In contrast, BLDC motors have no brushes and can achieve tens of thousands of hours of life with limited wear on the ball bearings. The motor also produces less electrical noise and interference, making it better suited for medical or other quiet applications.

BLDC motors use Hall Effect sensors in the rotor to determine when and which coils to energize, eliminating the need for mechanical contacts between a commutator and brushes and minimizing power losses in the commutation process. They are also designed to have a large clear aperture inside diameter that makes it easy to pass light, wiring or plumbing through the center of the motor.

Depending on the application, a custom BLDC motor can be configured with a variety of shaft modifications including hollow shafts, special materials, coating and plating. Lead length, type and connector options, encoders and other accessories can also be customized to meet specific application requirements.

Applications

Custom BLDC motors offer a variety of benefits over traditional brushed DC motors.
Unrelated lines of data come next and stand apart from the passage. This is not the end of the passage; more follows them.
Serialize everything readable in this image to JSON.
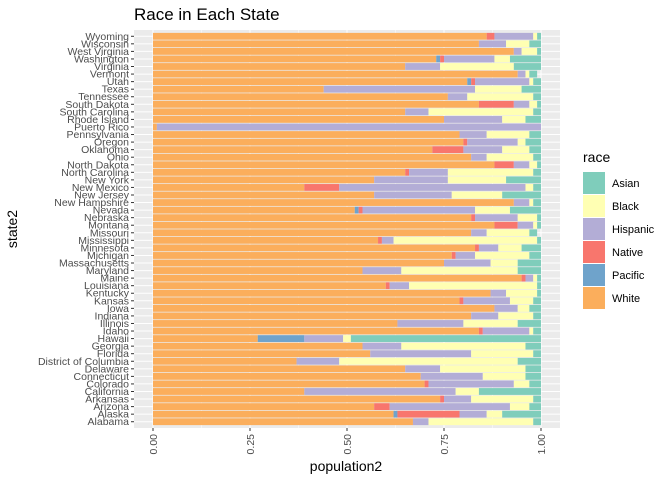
{
  "chart_data": {
    "type": "bar",
    "orientation": "horizontal",
    "stacked": true,
    "title": "Race in Each State",
    "xlabel": "population2",
    "ylabel": "state2",
    "xlim": [
      0,
      1
    ],
    "x_ticks": [
      "0.00",
      "0.25",
      "0.50",
      "0.75",
      "1.00"
    ],
    "grid": true,
    "legend": {
      "title": "race",
      "position": "right"
    },
    "series_order": [
      "White",
      "Pacific",
      "Native",
      "Hispanic",
      "Black",
      "Asian"
    ],
    "legend_order": [
      "Asian",
      "Black",
      "Hispanic",
      "Native",
      "Pacific",
      "White"
    ],
    "colors": {
      "Asian": "#7FCDBB",
      "Black": "#FFFFB3",
      "Hispanic": "#B3ADD6",
      "Native": "#F8766D",
      "Pacific": "#6FA3CB",
      "White": "#FBAE5C"
    },
    "categories": [
      "Alabama",
      "Alaska",
      "Arizona",
      "Arkansas",
      "California",
      "Colorado",
      "Connecticut",
      "Delaware",
      "District of Columbia",
      "Florida",
      "Georgia",
      "Hawaii",
      "Idaho",
      "Illinois",
      "Indiana",
      "Iowa",
      "Kansas",
      "Kentucky",
      "Louisiana",
      "Maine",
      "Maryland",
      "Massachusetts",
      "Michigan",
      "Minnesota",
      "Mississippi",
      "Missouri",
      "Montana",
      "Nebraska",
      "Nevada",
      "New Hampshire",
      "New Jersey",
      "New Mexico",
      "New York",
      "North Carolina",
      "North Dakota",
      "Ohio",
      "Oklahoma",
      "Oregon",
      "Pennsylvania",
      "Puerto Rico",
      "Rhode Island",
      "South Carolina",
      "South Dakota",
      "Tennessee",
      "Texas",
      "Utah",
      "Vermont",
      "Virginia",
      "Washington",
      "West Virginia",
      "Wisconsin",
      "Wyoming"
    ],
    "series": [
      {
        "name": "White",
        "values": [
          0.67,
          0.62,
          0.57,
          0.74,
          0.39,
          0.7,
          0.69,
          0.65,
          0.37,
          0.56,
          0.54,
          0.27,
          0.84,
          0.63,
          0.82,
          0.88,
          0.79,
          0.87,
          0.6,
          0.95,
          0.54,
          0.75,
          0.77,
          0.83,
          0.58,
          0.82,
          0.88,
          0.82,
          0.52,
          0.93,
          0.57,
          0.39,
          0.57,
          0.65,
          0.88,
          0.82,
          0.72,
          0.8,
          0.79,
          0.01,
          0.75,
          0.65,
          0.84,
          0.76,
          0.44,
          0.81,
          0.94,
          0.65,
          0.73,
          0.93,
          0.84,
          0.86
        ]
      },
      {
        "name": "Pacific",
        "values": [
          0.0,
          0.01,
          0.0,
          0.0,
          0.0,
          0.0,
          0.0,
          0.0,
          0.0,
          0.0,
          0.0,
          0.12,
          0.0,
          0.0,
          0.0,
          0.0,
          0.0,
          0.0,
          0.0,
          0.0,
          0.0,
          0.0,
          0.0,
          0.0,
          0.0,
          0.0,
          0.0,
          0.0,
          0.01,
          0.0,
          0.0,
          0.0,
          0.0,
          0.0,
          0.0,
          0.0,
          0.0,
          0.0,
          0.0,
          0.0,
          0.0,
          0.0,
          0.0,
          0.0,
          0.0,
          0.01,
          0.0,
          0.0,
          0.01,
          0.0,
          0.0,
          0.0
        ]
      },
      {
        "name": "Native",
        "values": [
          0.0,
          0.16,
          0.04,
          0.01,
          0.0,
          0.01,
          0.0,
          0.0,
          0.0,
          0.0,
          0.0,
          0.0,
          0.01,
          0.0,
          0.0,
          0.0,
          0.01,
          0.0,
          0.01,
          0.01,
          0.0,
          0.0,
          0.01,
          0.01,
          0.01,
          0.0,
          0.06,
          0.01,
          0.01,
          0.0,
          0.0,
          0.09,
          0.0,
          0.01,
          0.05,
          0.0,
          0.08,
          0.01,
          0.0,
          0.0,
          0.0,
          0.0,
          0.09,
          0.0,
          0.0,
          0.01,
          0.0,
          0.0,
          0.01,
          0.0,
          0.0,
          0.02
        ]
      },
      {
        "name": "Hispanic",
        "values": [
          0.04,
          0.07,
          0.31,
          0.07,
          0.39,
          0.22,
          0.16,
          0.09,
          0.11,
          0.26,
          0.1,
          0.1,
          0.12,
          0.17,
          0.07,
          0.06,
          0.12,
          0.04,
          0.05,
          0.02,
          0.1,
          0.12,
          0.05,
          0.05,
          0.03,
          0.04,
          0.04,
          0.11,
          0.29,
          0.04,
          0.2,
          0.48,
          0.19,
          0.1,
          0.04,
          0.04,
          0.1,
          0.13,
          0.07,
          0.99,
          0.15,
          0.06,
          0.04,
          0.05,
          0.39,
          0.14,
          0.02,
          0.09,
          0.13,
          0.02,
          0.07,
          0.1
        ]
      },
      {
        "name": "Black",
        "values": [
          0.27,
          0.04,
          0.05,
          0.16,
          0.06,
          0.04,
          0.11,
          0.22,
          0.46,
          0.16,
          0.32,
          0.02,
          0.01,
          0.14,
          0.09,
          0.03,
          0.06,
          0.08,
          0.33,
          0.01,
          0.3,
          0.07,
          0.14,
          0.06,
          0.37,
          0.11,
          0.01,
          0.05,
          0.09,
          0.01,
          0.13,
          0.02,
          0.15,
          0.22,
          0.02,
          0.12,
          0.07,
          0.02,
          0.11,
          0.0,
          0.06,
          0.27,
          0.02,
          0.17,
          0.12,
          0.01,
          0.01,
          0.19,
          0.04,
          0.04,
          0.06,
          0.01
        ]
      },
      {
        "name": "Asian",
        "values": [
          0.02,
          0.1,
          0.03,
          0.02,
          0.16,
          0.03,
          0.04,
          0.04,
          0.06,
          0.02,
          0.04,
          0.49,
          0.02,
          0.06,
          0.02,
          0.03,
          0.02,
          0.01,
          0.01,
          0.01,
          0.06,
          0.06,
          0.03,
          0.05,
          0.01,
          0.02,
          0.01,
          0.01,
          0.08,
          0.02,
          0.1,
          0.02,
          0.09,
          0.02,
          0.01,
          0.02,
          0.03,
          0.04,
          0.03,
          0.0,
          0.04,
          0.02,
          0.01,
          0.02,
          0.05,
          0.02,
          0.02,
          0.07,
          0.08,
          0.01,
          0.03,
          0.01
        ]
      }
    ]
  }
}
They are ideal for battery-powered devices where increased efficiency translates into longer battery life. The elimination of brushes also means less noise, longer lifespan by eliminating commutator wear, and reduced electromagnetic interference (EMI).

Brushless motors are commonly found in applications like automotive seat adjustment motors that require precision motion and long service life. These motors High power brushless motor are also used in industrial applications like CNC machine tools, robotic systems and other industrial equipment. They can also be used in aerospace equipment where they provide resistance to shock and harsh environments.
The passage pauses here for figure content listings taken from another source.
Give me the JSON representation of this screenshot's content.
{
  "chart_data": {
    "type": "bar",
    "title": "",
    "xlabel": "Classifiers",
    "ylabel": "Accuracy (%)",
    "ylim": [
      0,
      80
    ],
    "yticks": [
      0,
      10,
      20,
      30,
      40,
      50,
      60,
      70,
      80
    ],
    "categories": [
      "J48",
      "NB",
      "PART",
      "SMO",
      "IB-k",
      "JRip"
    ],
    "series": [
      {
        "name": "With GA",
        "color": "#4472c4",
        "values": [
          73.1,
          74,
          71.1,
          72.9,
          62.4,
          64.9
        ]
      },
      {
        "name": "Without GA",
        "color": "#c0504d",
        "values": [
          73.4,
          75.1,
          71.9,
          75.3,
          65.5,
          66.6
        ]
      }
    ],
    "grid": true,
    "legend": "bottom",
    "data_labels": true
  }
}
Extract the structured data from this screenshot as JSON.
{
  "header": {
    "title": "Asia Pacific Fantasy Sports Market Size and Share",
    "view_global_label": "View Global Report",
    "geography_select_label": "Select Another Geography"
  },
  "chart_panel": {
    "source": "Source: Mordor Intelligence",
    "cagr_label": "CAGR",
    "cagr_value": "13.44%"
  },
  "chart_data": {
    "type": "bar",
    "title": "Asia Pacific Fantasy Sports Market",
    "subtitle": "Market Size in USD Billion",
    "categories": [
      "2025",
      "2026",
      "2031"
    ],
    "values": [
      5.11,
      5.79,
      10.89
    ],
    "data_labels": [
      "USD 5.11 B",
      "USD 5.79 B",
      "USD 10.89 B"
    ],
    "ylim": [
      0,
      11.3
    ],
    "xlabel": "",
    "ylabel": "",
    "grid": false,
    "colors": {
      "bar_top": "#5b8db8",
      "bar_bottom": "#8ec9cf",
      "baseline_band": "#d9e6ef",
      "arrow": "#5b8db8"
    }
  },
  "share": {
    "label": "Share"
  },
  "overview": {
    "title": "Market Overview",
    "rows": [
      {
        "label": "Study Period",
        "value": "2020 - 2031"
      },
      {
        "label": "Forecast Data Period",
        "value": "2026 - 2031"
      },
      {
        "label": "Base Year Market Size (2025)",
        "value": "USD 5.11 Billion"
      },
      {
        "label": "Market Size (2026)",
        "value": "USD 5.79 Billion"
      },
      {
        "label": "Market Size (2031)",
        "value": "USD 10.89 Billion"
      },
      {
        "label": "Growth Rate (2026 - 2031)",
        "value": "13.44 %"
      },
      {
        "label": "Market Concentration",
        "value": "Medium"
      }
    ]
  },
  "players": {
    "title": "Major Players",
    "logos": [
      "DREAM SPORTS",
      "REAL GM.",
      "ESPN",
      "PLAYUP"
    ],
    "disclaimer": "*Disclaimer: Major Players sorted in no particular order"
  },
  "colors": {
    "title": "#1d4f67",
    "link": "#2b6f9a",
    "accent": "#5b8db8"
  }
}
Due to their compact size and low power consumption, BLDC motors are used in a wide range of consumer and commercial applications. They can also be used for servo motors in applications where high speed and accurate positioning are the goals.

Brushed DC motors require environmental humidity to lubricate the brushes and commutator, causing wear and shortening the motor’s lifetime. The lack of this lubrication makes brushless motors better suited to applications that are in dry or vacuum settings. These include special laboratories, aircraft designs and other commercial and military devices. They also operate quietly and without the need for a commutator, making them more suitable to medical and food applications where acoustic noise is an issue.